In the UK, Official UK PlayStation 2 Magazine gave the PS2 version a score of nine out of ten and made much of the illegal nature of the gameplay. They praised the speed but called the title as another driving game with Hollywood sparkle. In Japan, Famitsu gave the GameCube and PS2 versions a score of two eights and two nines, bringing it to a score of 34 out of 40.

Aggregate scores
| Aggregator | Score |  |  |  |  |
| GBA | GameCube | PC | PS2 | Xbox |
| GameRankings | 77.33% | 83.73% | 82.29% | 84.29% | 81.76% |
| Metacritic | 77/100 | 83/100 | 82/100 | 85/100 | 83/100 |

Review scores
| Publication | Score |  |  |  |  |
| GBA | GameCube | PC | PS2 | Xbox |
| Edge | N/A | 7/10 | 7/10 | 7/10 | 7/10 |
| Electronic Gaming Monthly | N/A | 8.67/10 | N/A | 8.67/10 | 8.67/10 |
| Eurogamer | N/A | N/A | N/A | 7/10 | N/A |
| Game Informer | N/A | 9/10 | N/A | 9.5/10 | 9.25/10 |
| GamePro | N/A | 4.5/5 | N/A | 5/5 | 4.5/5 |
| GameRevolution | N/A | B | B | B | B |
| GameSpot | 7.7/10 | 7.9/10 | 8/10 | 8/10 | 7.9/10 |
| GameSpy | N/A | 4/5 | 4/5 | 4.5/5 | 4.5/5 |
| GameZone | N/A | N/A | 8.1/10 | 8.5/10 | N/A |
| IGN | 7.9/10 | 8.8/10 | 9/10 | 8.9/10 | 8.8/10 |
| Nintendo Power | 3.4/5 | 4.1/5 | N/A | N/A | N/A |
| Official U.S. PlayStation Magazine | N/A | N/A | N/A | 4.5/5 | N/A |
| Official Xbox Magazine (US) | N/A | N/A | N/A | N/A | 8.6/10 |
| PC Gamer (US) | N/A | N/A | 88% | N/A | N/A |
| The Village Voice | N/A | N/A | N/A | 8/10 | N/A |

===Sales===
According to Electronic Arts, Need for Speed: Underground was a commercial hit, with sales above 7 million units worldwide by mid-2004. Underground ultimately sold 15 million copies worldwide.

By July 2006, the PlayStation 2 version of Underground had sold 2.6 million copies and earned $115 million in the United States alone.

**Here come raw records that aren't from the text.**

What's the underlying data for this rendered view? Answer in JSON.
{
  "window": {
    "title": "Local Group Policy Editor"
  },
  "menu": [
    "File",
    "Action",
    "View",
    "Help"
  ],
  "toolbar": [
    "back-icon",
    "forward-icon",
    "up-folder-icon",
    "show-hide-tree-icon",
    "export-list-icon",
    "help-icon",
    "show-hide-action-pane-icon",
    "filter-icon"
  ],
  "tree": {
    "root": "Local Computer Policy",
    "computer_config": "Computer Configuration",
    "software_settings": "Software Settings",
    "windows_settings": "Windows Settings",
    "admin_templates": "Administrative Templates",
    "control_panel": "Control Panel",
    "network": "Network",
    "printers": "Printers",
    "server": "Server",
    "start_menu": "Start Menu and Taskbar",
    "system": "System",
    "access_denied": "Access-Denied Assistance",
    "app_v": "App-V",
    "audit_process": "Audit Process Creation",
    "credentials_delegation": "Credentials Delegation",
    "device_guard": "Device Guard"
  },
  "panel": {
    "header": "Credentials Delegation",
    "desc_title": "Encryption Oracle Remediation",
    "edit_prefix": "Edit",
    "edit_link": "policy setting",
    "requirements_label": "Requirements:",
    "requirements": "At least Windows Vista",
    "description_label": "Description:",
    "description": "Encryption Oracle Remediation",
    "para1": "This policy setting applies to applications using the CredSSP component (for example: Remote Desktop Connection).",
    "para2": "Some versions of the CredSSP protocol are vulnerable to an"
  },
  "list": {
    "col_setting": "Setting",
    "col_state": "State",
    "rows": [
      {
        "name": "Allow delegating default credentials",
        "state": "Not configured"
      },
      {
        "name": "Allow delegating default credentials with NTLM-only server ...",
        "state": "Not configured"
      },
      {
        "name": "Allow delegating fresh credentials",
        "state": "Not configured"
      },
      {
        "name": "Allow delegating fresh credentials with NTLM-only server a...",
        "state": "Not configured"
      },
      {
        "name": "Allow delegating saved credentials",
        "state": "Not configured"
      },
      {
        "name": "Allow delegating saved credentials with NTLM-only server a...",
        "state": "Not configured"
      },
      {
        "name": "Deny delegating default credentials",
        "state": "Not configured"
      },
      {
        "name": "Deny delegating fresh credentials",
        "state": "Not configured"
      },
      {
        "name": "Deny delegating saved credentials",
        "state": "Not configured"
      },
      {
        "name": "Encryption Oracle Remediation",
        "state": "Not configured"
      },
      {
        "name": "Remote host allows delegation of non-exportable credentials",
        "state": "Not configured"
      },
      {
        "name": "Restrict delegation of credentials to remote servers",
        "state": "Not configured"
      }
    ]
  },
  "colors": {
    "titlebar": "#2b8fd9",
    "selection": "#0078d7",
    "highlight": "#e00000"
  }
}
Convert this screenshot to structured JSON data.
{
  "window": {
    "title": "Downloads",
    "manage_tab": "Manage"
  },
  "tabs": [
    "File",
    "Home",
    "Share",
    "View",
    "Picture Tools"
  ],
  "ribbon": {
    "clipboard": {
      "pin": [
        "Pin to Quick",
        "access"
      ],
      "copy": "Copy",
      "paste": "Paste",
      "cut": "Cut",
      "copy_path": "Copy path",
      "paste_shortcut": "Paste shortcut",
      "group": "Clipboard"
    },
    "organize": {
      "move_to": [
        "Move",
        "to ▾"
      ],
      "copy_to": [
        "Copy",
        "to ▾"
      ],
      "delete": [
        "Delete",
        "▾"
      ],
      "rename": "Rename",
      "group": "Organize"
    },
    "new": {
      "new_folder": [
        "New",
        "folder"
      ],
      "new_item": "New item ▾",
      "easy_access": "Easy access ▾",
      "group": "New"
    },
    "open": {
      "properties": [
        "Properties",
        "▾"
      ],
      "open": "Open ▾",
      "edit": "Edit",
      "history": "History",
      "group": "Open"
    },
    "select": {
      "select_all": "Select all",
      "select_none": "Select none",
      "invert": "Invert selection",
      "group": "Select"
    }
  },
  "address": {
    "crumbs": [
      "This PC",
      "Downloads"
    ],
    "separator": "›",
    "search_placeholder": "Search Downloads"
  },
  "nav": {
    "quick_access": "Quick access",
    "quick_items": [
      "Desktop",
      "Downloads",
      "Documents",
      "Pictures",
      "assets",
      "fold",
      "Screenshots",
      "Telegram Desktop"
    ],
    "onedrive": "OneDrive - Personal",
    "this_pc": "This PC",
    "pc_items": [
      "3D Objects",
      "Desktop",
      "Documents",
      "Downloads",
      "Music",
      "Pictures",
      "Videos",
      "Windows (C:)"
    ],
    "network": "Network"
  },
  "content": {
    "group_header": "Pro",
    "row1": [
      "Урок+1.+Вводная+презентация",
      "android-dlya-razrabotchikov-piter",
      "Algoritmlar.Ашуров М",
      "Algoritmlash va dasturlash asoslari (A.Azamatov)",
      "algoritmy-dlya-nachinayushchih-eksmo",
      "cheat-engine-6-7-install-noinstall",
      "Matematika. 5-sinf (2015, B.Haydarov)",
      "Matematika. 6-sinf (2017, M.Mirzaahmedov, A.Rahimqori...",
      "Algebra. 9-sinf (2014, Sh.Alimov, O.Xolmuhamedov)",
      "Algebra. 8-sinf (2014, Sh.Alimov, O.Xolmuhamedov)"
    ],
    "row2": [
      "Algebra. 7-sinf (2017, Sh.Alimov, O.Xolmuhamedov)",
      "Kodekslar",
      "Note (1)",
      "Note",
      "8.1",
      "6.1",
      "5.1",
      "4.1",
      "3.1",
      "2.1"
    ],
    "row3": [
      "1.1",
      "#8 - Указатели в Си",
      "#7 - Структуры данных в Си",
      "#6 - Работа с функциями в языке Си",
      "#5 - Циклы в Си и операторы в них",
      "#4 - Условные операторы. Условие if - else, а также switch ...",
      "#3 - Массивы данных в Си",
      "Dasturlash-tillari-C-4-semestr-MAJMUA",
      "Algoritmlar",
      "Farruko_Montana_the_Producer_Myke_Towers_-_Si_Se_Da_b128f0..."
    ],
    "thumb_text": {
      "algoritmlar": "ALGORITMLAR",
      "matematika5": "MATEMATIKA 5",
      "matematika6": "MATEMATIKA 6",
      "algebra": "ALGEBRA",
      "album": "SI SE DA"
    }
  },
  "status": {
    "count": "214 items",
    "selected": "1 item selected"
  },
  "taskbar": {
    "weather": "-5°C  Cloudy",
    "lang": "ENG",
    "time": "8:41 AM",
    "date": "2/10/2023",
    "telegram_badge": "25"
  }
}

Next Generation ranked it as the sixth highest-selling game launched for the PlayStation 2, Xbox or GameCube between January 2000 and July 2006 in that country. It was the highest-selling Need for Speed game released between those dates in the United States. The PlayStation 2 version also received a "Double Platinum" sales award from the Entertainment and Leisure Software Publishers Association (ELSPA), indicating sales of at least 600,000 copies in the United Kingdom, where it had sold 700,000 copies by January 2004.

===Awards===
The editors of Computer Gaming World presented Underground with their 2003 "Racing Game of the Year" award.

Need for Speed: Underground also won The Electric Playgrounds 2003 "Best Driving Game for PC" award, the Interactive Achievement Award for "Console Racing Game of the Year", and The CESA Game Awards for "Global Awards (overseas works)" from CESA and Ministry of Economy, Trade and Industry.

"By bringing in Hollywood visual-effects artists to help create the game's movie-like lighting and fantastic sense of speed, Underground became a true artistic achievement for the uber-publisher".